En tant que président, il a fréquemment utilisé des thèmes chrétiens et prononcé des discours de Pâques devant des soldats ukrainiens, ce qui, bien sûr, ne correspond pas très bien à une image juive, donnant même lieu à des spéculations sur une conversation chrétienne (qui n'a jamais eu lieu).
De plus, Zelensky, né russophone dans un pays aussi bilingue que le sien, parle couramment ukrainien, mais a dû perfectionner sa maîtrise de la langue pour accéder à la présidence. Il comptait d'ailleurs sur les votes des Ukrainiens russophones comme lui, avant de se réinventer en nationaliste ukrainien. Il s'agit là d'un personnage adaptable, qui agit selon les circonstances. À l'instar de nombreux dirigeants ukrainiens, Zelensky évolue dans un contexte d'influence oligarchique et subit de réelles pressions de la part de figures militaires et paramilitaires d'extrême droite, qui l'ont même publiquement menacé de mort s'il s'écarte trop de leur ligne. Et, comme je l'ai déjà souligné, ces forces idéologiques continuent de façonner l'État bien au-delà de leur poids électoral.
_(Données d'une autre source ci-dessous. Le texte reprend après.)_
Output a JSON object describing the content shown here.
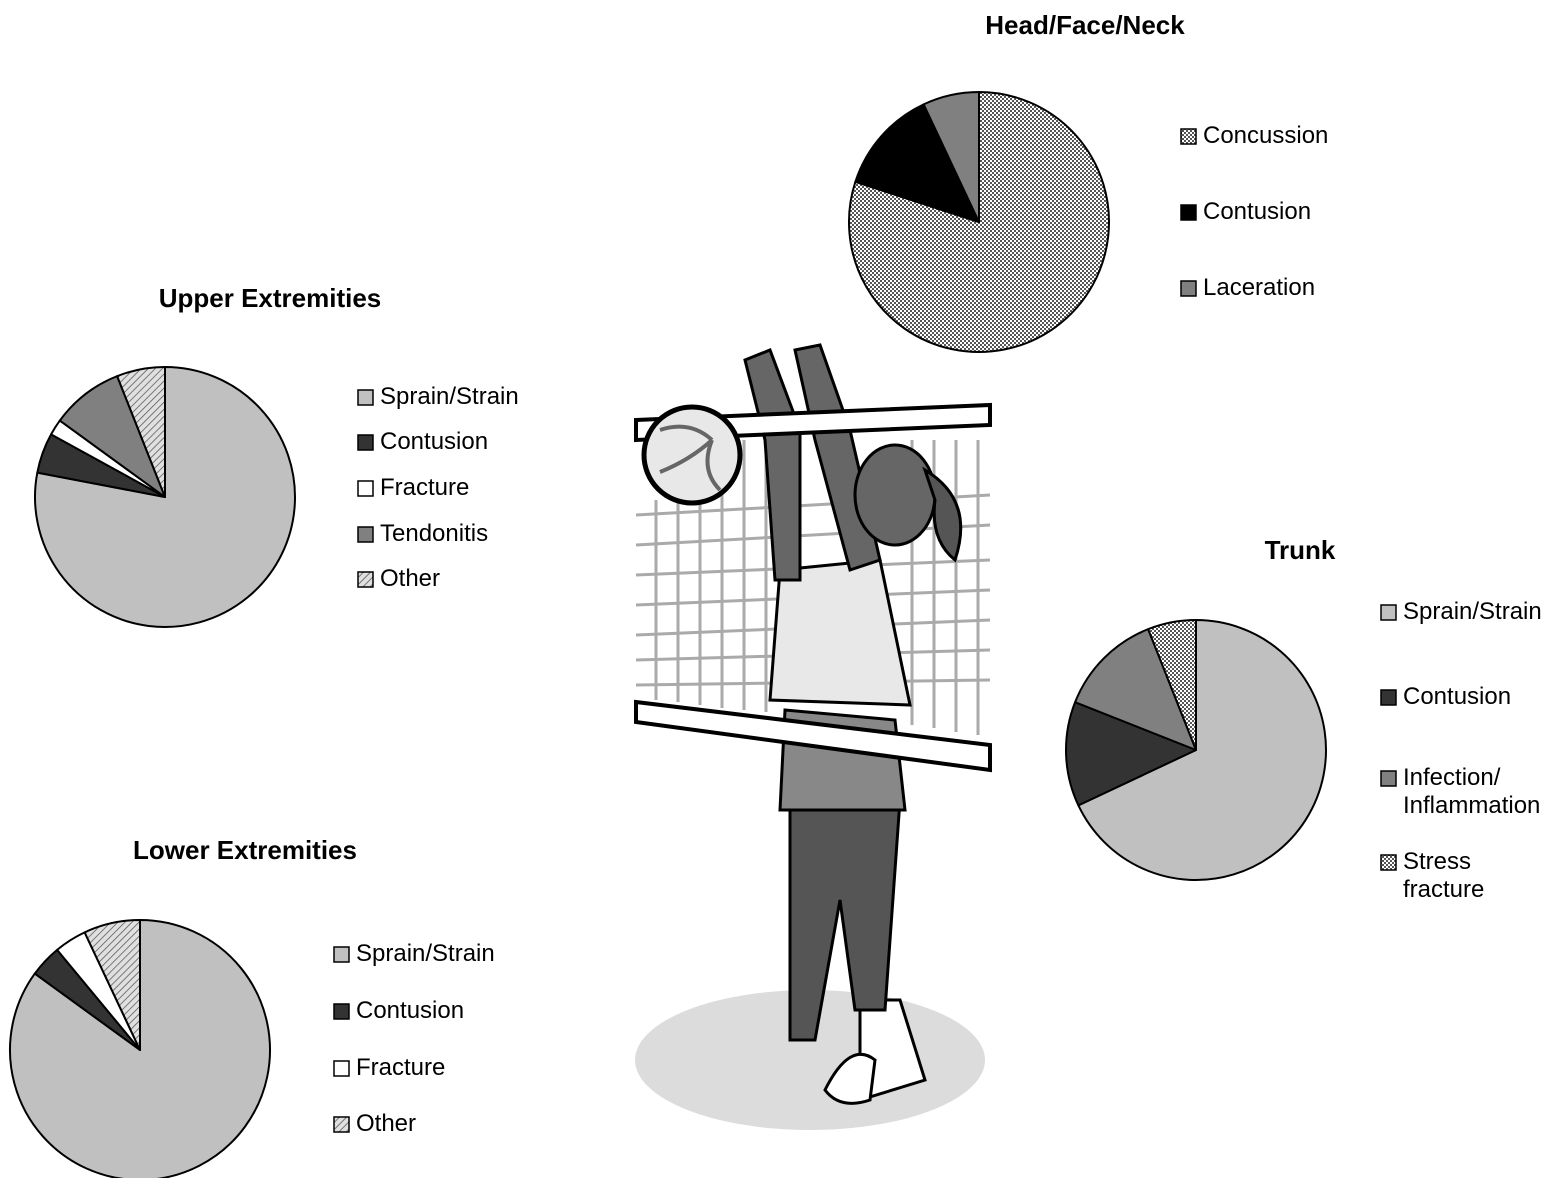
{
  "chart_data": [
    {
      "type": "pie",
      "title": "Head/Face/Neck",
      "categories": [
        "Concussion",
        "Contusion",
        "Laceration"
      ],
      "values": [
        80,
        13,
        7
      ],
      "colors": [
        "check",
        "#000000",
        "#808080"
      ]
    },
    {
      "type": "pie",
      "title": "Upper Extremities",
      "categories": [
        "Sprain/Strain",
        "Contusion",
        "Fracture",
        "Tendonitis",
        "Other"
      ],
      "values": [
        78,
        5,
        2,
        9,
        6
      ],
      "colors": [
        "#c0c0c0",
        "#333333",
        "#ffffff",
        "#808080",
        "hatch"
      ]
    },
    {
      "type": "pie",
      "title": "Trunk",
      "categories": [
        "Sprain/Strain",
        "Contusion",
        "Infection/ Inflammation",
        "Stress fracture"
      ],
      "values": [
        68,
        13,
        13,
        6
      ],
      "colors": [
        "#c0c0c0",
        "#333333",
        "#808080",
        "check"
      ]
    },
    {
      "type": "pie",
      "title": "Lower Extremities",
      "categories": [
        "Sprain/Strain",
        "Contusion",
        "Fracture",
        "Other"
      ],
      "values": [
        85,
        4,
        4,
        7
      ],
      "colors": [
        "#c0c0c0",
        "#333333",
        "#ffffff",
        "hatch"
      ]
    }
  ]
}
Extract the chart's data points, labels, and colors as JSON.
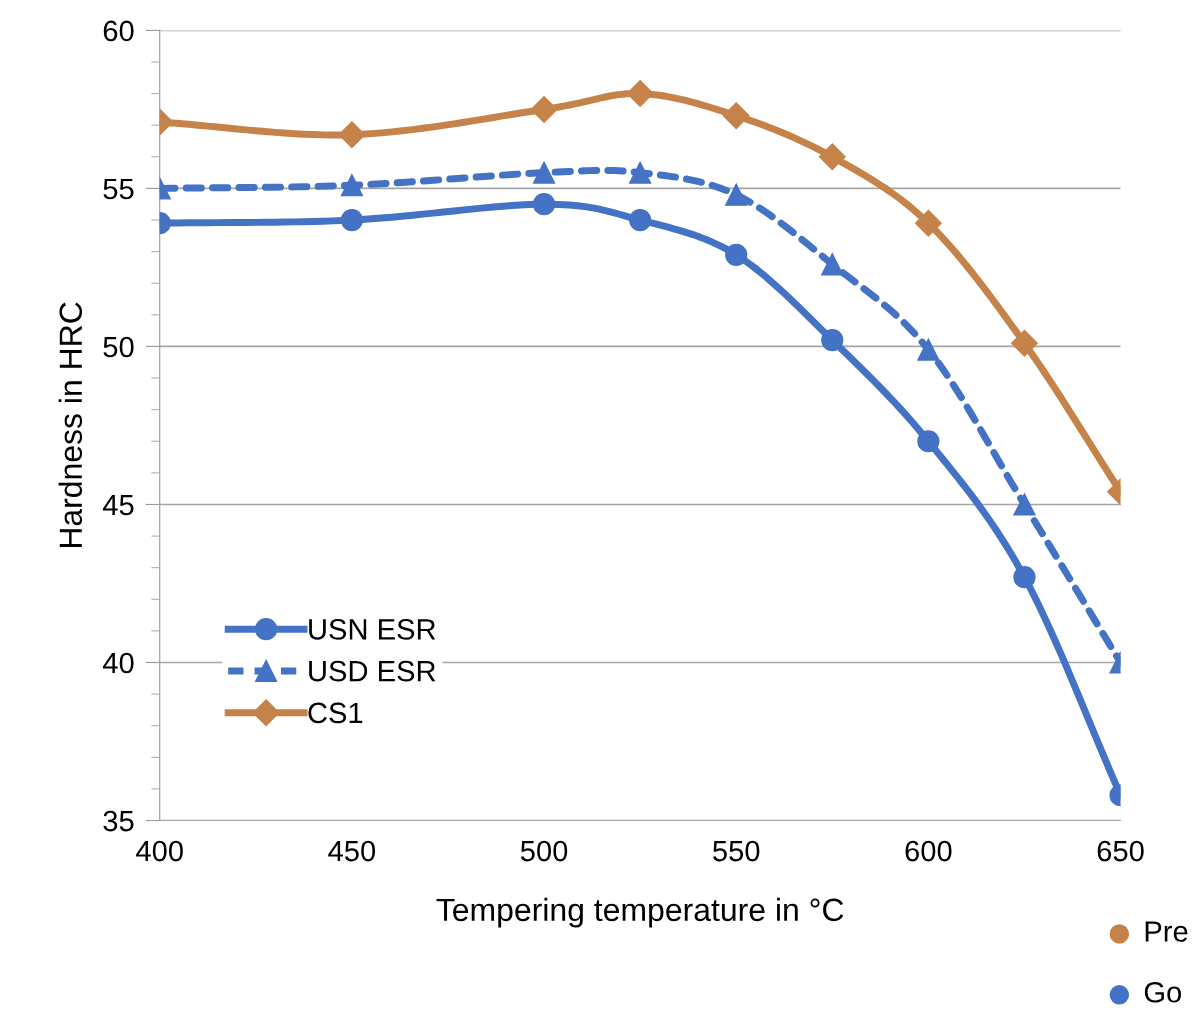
{
  "chart_data": {
    "type": "line",
    "xlabel": "Tempering temperature in °C",
    "ylabel": "Hardness in HRC",
    "x": [
      400,
      450,
      500,
      525,
      550,
      575,
      600,
      625,
      650
    ],
    "series": [
      {
        "name": "USN ESR",
        "color": "#4472c4",
        "marker": "circle",
        "line_style": "solid",
        "values": [
          53.9,
          54.0,
          54.5,
          54.0,
          52.9,
          50.2,
          47.0,
          42.7,
          35.8
        ]
      },
      {
        "name": "USD ESR",
        "color": "#4472c4",
        "marker": "triangle",
        "line_style": "dashed",
        "values": [
          55.0,
          55.1,
          55.5,
          55.5,
          54.8,
          52.6,
          49.9,
          45.0,
          40.0
        ]
      },
      {
        "name": "CS1",
        "color": "#c5834a",
        "marker": "diamond",
        "line_style": "solid",
        "values": [
          57.1,
          56.7,
          57.5,
          58.0,
          57.3,
          56.0,
          53.9,
          50.1,
          45.4
        ]
      }
    ],
    "xlim": [
      400,
      650
    ],
    "xticks": [
      400,
      450,
      500,
      550,
      600,
      650
    ],
    "ylim": [
      35,
      60
    ],
    "yticks": [
      35,
      40,
      45,
      50,
      55,
      60
    ],
    "grid": "y",
    "legend": "bottom left",
    "annotations": [
      "Pre",
      "Go"
    ]
  }
}
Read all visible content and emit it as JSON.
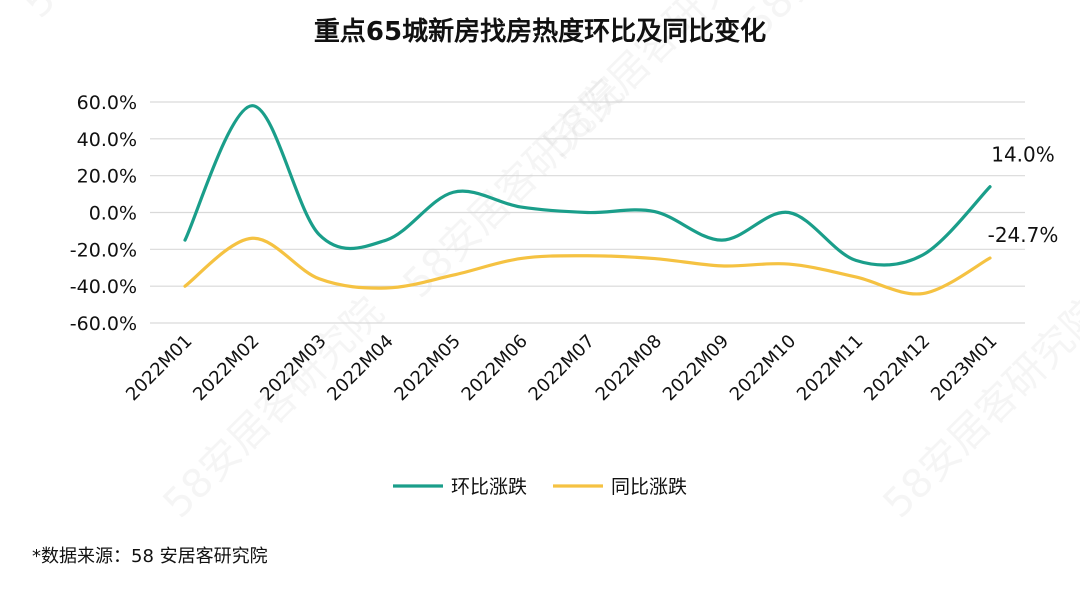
{
  "chart_data": {
    "type": "line",
    "title": "重点65城新房找房热度环比及同比变化",
    "categories": [
      "2022M01",
      "2022M02",
      "2022M03",
      "2022M04",
      "2022M05",
      "2022M06",
      "2022M07",
      "2022M08",
      "2022M09",
      "2022M10",
      "2022M11",
      "2022M12",
      "2023M01"
    ],
    "series": [
      {
        "name": "环比涨跌",
        "color": "#1a9e8a",
        "values": [
          -15.0,
          58.0,
          -12.0,
          -15.0,
          11.0,
          3.0,
          0.0,
          0.5,
          -15.0,
          0.0,
          -26.0,
          -23.0,
          14.0
        ]
      },
      {
        "name": "同比涨跌",
        "color": "#f5c242",
        "values": [
          -40.0,
          -14.0,
          -36.0,
          -41.0,
          -34.0,
          -25.0,
          -23.5,
          -25.0,
          -29.0,
          -28.0,
          -35.0,
          -44.0,
          -24.7
        ]
      }
    ],
    "ylim": [
      -60,
      60
    ],
    "y_ticks": [
      "60.0%",
      "40.0%",
      "20.0%",
      "0.0%",
      "-20.0%",
      "-40.0%",
      "-60.0%"
    ],
    "y_tick_values": [
      60,
      40,
      20,
      0,
      -20,
      -40,
      -60
    ],
    "grid": true,
    "legend_position": "bottom",
    "data_labels": [
      {
        "series": 0,
        "index": 12,
        "text": "14.0%"
      },
      {
        "series": 1,
        "index": 12,
        "text": "-24.7%"
      }
    ],
    "source": "*数据来源：58 安居客研究院",
    "watermark": "58安居客研究院"
  }
}
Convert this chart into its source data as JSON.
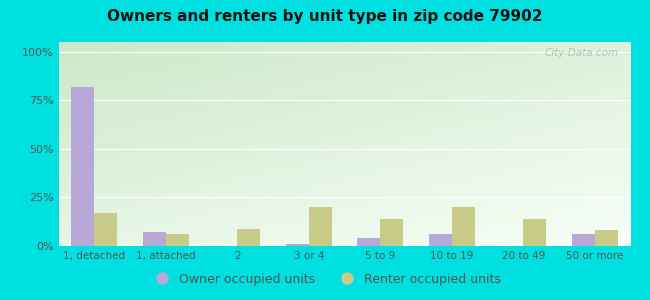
{
  "title": "Owners and renters by unit type in zip code 79902",
  "categories": [
    "1, detached",
    "1, attached",
    "2",
    "3 or 4",
    "5 to 9",
    "10 to 19",
    "20 to 49",
    "50 or more"
  ],
  "owner_values": [
    82,
    7,
    0,
    1,
    4,
    6,
    0,
    6
  ],
  "renter_values": [
    17,
    6,
    9,
    20,
    14,
    20,
    14,
    8
  ],
  "owner_color": "#b8a8d8",
  "renter_color": "#c8cc88",
  "outer_bg": "#00e0e0",
  "yticks": [
    0,
    25,
    50,
    75,
    100
  ],
  "ytick_labels": [
    "0%",
    "25%",
    "50%",
    "75%",
    "100%"
  ],
  "ylim": [
    0,
    105
  ],
  "legend_owner": "Owner occupied units",
  "legend_renter": "Renter occupied units",
  "watermark": "City-Data.com",
  "bar_width": 0.32,
  "bg_left_top": "#cce8c8",
  "bg_right_bottom": "#f5fdf5"
}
Quoi qu'il en soit, il est peu probable que la Pologne abandonne l'Ukraine du jour au lendemain : Varsovie demeure l'un des partenaires les plus importants de Kiev. Pourtant, le nationalisme connaît une renaissance des deux côtés de la frontière. La géopolitique peut reporter les conflits liés à la mémoire et à l'identité, mais elle ne peut les effacer. Et la question ukrainienne post-soviétique – en particulier le problème de l'extrême droite à Kiev – reste un défi latent pour l'ensemble du continent.